Dr. Willard's father, Nahum, was a Worcester Loyalist at the beginning of the Revolutionary War. Nahum was later forced to recant and then moved to Uxbridge. Both Samuel and his father drew the suspicions of Uxbridge officials who were concerned about possible Tories in their midst. Samuel proved his loyalties by serving as the Surgeon for the 2nd Worcester County Regiment of Foot (soldiers)when they marched to defend Tiverton, Rhode Island.
Dr Willard, along with Reverend Hezekiah Chapman, were leaders of the Worcester County Convention that provided the justification of Daniel Shays' Rebellion. Both Willard and Chapman were listed as fugitives during the conflict but were not known to have been combatants. Willard spent that time in Smithfield, Rhode Island, where attempts to arrest him by the Worcester County sheriff were rebuffed by the local Justices of the Peace.
Dr. Samuel Willard of Uxbridge is not to be confused with Rev. Samuel Willard, the minister of Third (Old South) Church in Boston (perhaps originally from Concord, Massachusetts), who opposed the 1692 witchcraft trials. He is also not to be confused with the later Dr. Samuel Willard, a Civil War-era surgeon from Lunenburg, Vermont, who died in Chicago.

Willard also served as the first postmaster in Uxbridge.

==Smallpox==
In 1775, while Dr. Willard was in Uxbridge, the open town meeting voted to outlaw smallpox inoculation, sometimes also referred to as "variolation". This original practice for preventing the epidemic spread of smallpox, (introducing smallpox matter into the system through a scratch in the skin, thus arousing the growth of protective antibodies) preceded the English Sir William Jenner's work in developing the Vaccinia or cowpox vaccines for smallpox (1796), introduced to America a few years later by Benjamin Waterhouse. (The word "vaccine" itself comes from the Latin root for the word for cow, from cowpox, vaca.) Dr. Willard spent a good part of his career battling this disease in his rounds as a country doctor in 18th century Uxbridge, with rounds extending into Glocester, RI, present day Burrillville. He treated many cases of smallpox in Uxbridge and Burrillville, and was described as having smallpox scars on his arms.

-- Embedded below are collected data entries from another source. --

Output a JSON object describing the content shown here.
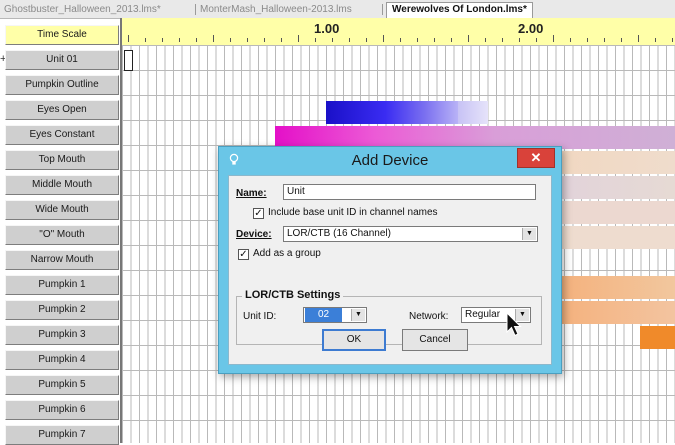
{
  "tabs": [
    {
      "label": "Ghostbuster_Halloween_2013.lms*",
      "active": false
    },
    {
      "label": "MonterMash_Halloween-2013.lms",
      "active": false
    },
    {
      "label": "Werewolves Of London.lms*",
      "active": true
    }
  ],
  "rows": [
    {
      "label": "Time Scale"
    },
    {
      "label": "Unit 01"
    },
    {
      "label": "Pumpkin Outline"
    },
    {
      "label": "Eyes Open"
    },
    {
      "label": "Eyes Constant"
    },
    {
      "label": "Top Mouth"
    },
    {
      "label": "Middle Mouth"
    },
    {
      "label": "Wide Mouth"
    },
    {
      "label": "\"O\" Mouth"
    },
    {
      "label": "Narrow Mouth"
    },
    {
      "label": "Pumpkin 1"
    },
    {
      "label": "Pumpkin 2"
    },
    {
      "label": "Pumpkin 3"
    },
    {
      "label": "Pumpkin 4"
    },
    {
      "label": "Pumpkin 5"
    },
    {
      "label": "Pumpkin 6"
    },
    {
      "label": "Pumpkin 7"
    }
  ],
  "expand_symbol": "+",
  "timescale": {
    "ticks": [
      "1.00",
      "2.00"
    ]
  },
  "colors": {
    "eyes_open": "#2a18e0",
    "eyes_constant": "#e019c8",
    "pumpkin_orange": "#f08a2a",
    "dialog_frame": "#6ac6e7",
    "close_button": "#d9423a",
    "timescale_bg": "#ffffa8"
  },
  "dialog": {
    "title": "Add Device",
    "close_symbol": "✕",
    "name_label": "Name:",
    "name_value": "Unit",
    "include_label": "Include base unit ID in channel names",
    "include_checked": true,
    "device_label": "Device:",
    "device_value": "LOR/CTB (16 Channel)",
    "group_label": "Add as a group",
    "group_checked": true,
    "settings_title": "LOR/CTB Settings",
    "unit_id_label": "Unit ID:",
    "unit_id_value": "02",
    "network_label": "Network:",
    "network_value": "Regular",
    "ok_label": "OK",
    "cancel_label": "Cancel"
  }
}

==Significance in U.S. history==
Dr. Willard ran the first hospital for mental illness in the USA pictured above. Willard was also chosen to represent Uxbridge to the Massachusetts ratification of the U.S. Constitution on December 13, 1787. He removed to Worcester, and died on March 7, 1801, according to the first reference, at the age of 52. Another reference has him dying at age 63, on Sept. 11, 1811 according to Judge Henry Chapin and on Sept. 9th, 1811 in the Uxbridge Vital Records.